The escalating dispute between Min Hee-jin and HYBE has reached a pivotal juncture. After months of litigation that has entangled executives, artists, and corporate stakeholders, Min has introduced a proposal that seeks to reset the battlefield entirely.

Rather than prolong courtroom hostilities, she is offering a comprehensive settlement framework. The core of her proposal is straightforward but financially significant. She is prepared to relinquish the 25.6 billion won put option payment, equivalent to approximately 17.9 million US dollars, awarded to her following a recent court ruling in her favor. In exchange, she wants HYBE to withdraw all pending civil and criminal cases connected to the dispute, including those involving members of NewJeans and related parties.

This is not merely a financial concession. It is a strategic repositioning. By offering to surrender a substantial payout, Min reframes the conflict from a monetary contest into an institutional reckoning. Her stance suggests that the longer the dispute persists, the greater the collateral damage to artists and to the broader Korean entertainment sector. In highly visible industries, prolonged legal warfare functions like a public audit of instability. Investors hesitate. Creative output slows. Artists face reputational strain.

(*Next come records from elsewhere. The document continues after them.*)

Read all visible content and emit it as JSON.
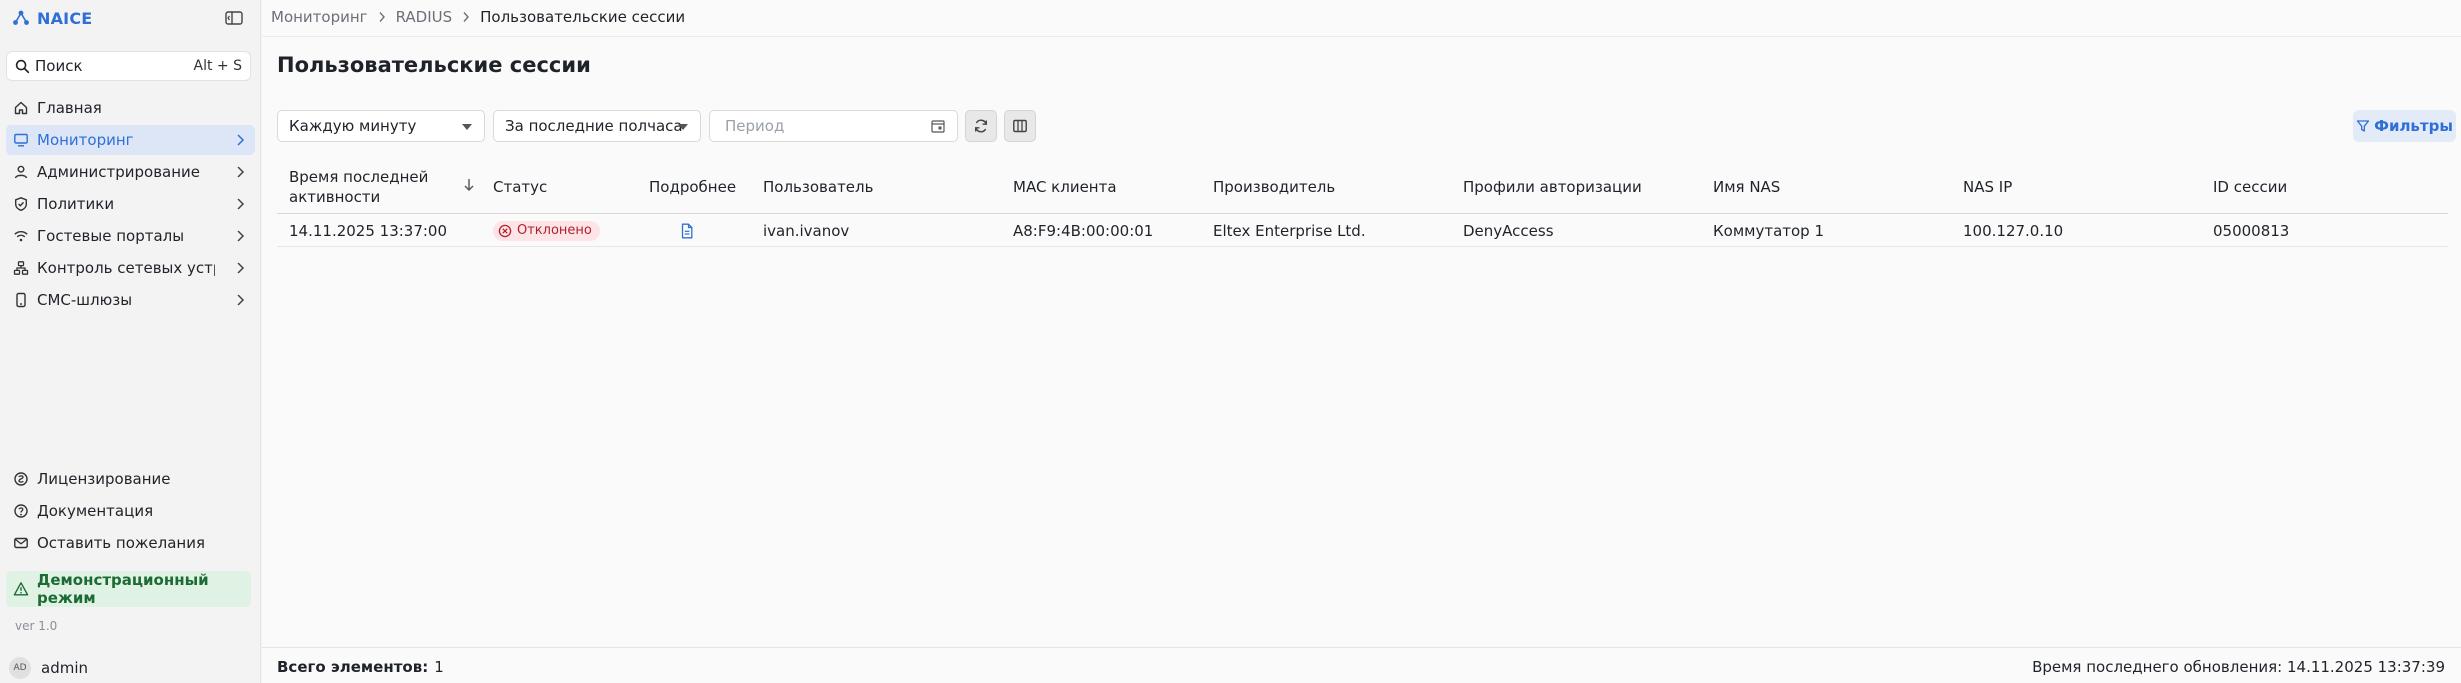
{
  "app": {
    "name": "NAICE",
    "version": "ver 1.0"
  },
  "search": {
    "label": "Поиск",
    "shortcut": "Alt + S"
  },
  "sidebar": {
    "items": [
      {
        "label": "Главная",
        "icon": "home-icon"
      },
      {
        "label": "Мониторинг",
        "icon": "monitor-icon",
        "active": true
      },
      {
        "label": "Администрирование",
        "icon": "user-icon"
      },
      {
        "label": "Политики",
        "icon": "shield-check-icon"
      },
      {
        "label": "Гостевые порталы",
        "icon": "wifi-icon"
      },
      {
        "label": "Контроль сетевых устро...",
        "icon": "network-icon"
      },
      {
        "label": "СМС-шлюзы",
        "icon": "phone-icon"
      }
    ],
    "bottom": [
      {
        "label": "Лицензирование",
        "icon": "license-icon"
      },
      {
        "label": "Документация",
        "icon": "help-icon"
      },
      {
        "label": "Оставить пожелания",
        "icon": "mail-icon"
      }
    ],
    "demo_mode": "Демонстрационный режим"
  },
  "user": {
    "initials": "AD",
    "name": "admin"
  },
  "breadcrumb": [
    "Мониторинг",
    "RADIUS",
    "Пользовательские сессии"
  ],
  "page_title": "Пользовательские сессии",
  "toolbar": {
    "refresh_interval": "Каждую минуту",
    "time_range": "За последние полчаса",
    "period_placeholder": "Период",
    "filters_label": "Фильтры"
  },
  "table": {
    "columns": [
      "Время последней активности",
      "Статус",
      "Подробнее",
      "Пользователь",
      "MAC клиента",
      "Производитель",
      "Профили авторизации",
      "Имя NAS",
      "NAS IP",
      "ID сессии"
    ],
    "rows": [
      {
        "last_activity": "14.11.2025 13:37:00",
        "status": "Отклонено",
        "user": "ivan.ivanov",
        "mac": "A8:F9:4B:00:00:01",
        "vendor": "Eltex Enterprise Ltd.",
        "auth_profiles": "DenyAccess",
        "nas_name": "Коммутатор 1",
        "nas_ip": "100.127.0.10",
        "session_id": "05000813"
      }
    ]
  },
  "footer": {
    "total_label": "Всего элементов:",
    "total_value": "1",
    "last_update": "Время последнего обновления: 14.11.2025 13:37:39"
  },
  "colors": {
    "accent": "#2f6fd6",
    "active_nav_bg": "#dde6f7",
    "demo_bg": "#dff2e3",
    "demo_text": "#1d6b34",
    "rejected_bg": "#fde4e6",
    "rejected_text": "#b3202c"
  }
}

Min’s argument rests on the premise that cultural production thrives on stability, not subpoenas. She has urged HYBE and its chairman, Bang Si-hyuk, to redirect their attention away from litigation and back toward artistic development. The symbolism is deliberate. Courtrooms represent confrontation; stages represent creation. The industry, she implies, must choose which arena it wants to dominate.

Importantly, Min has also clarified her own trajectory. She signaled her intention to fully relinquish her former leadership identity at ADOR and concentrate on steering Ooak Records. This declaration serves two purposes. It distances her from ongoing corporate tensions at her former company, and it asserts continuity in her role as a producer and executive shaping new projects.

At its core, the proposal is a trade. Financial entitlement in exchange for institutional closure. Whether HYBE accepts this framework will determine whether the dispute concludes as a negotiated ceasefire or evolves into a prolonged corporate saga. The decision now rests on whether both sides see greater value in finality than in continued litigation.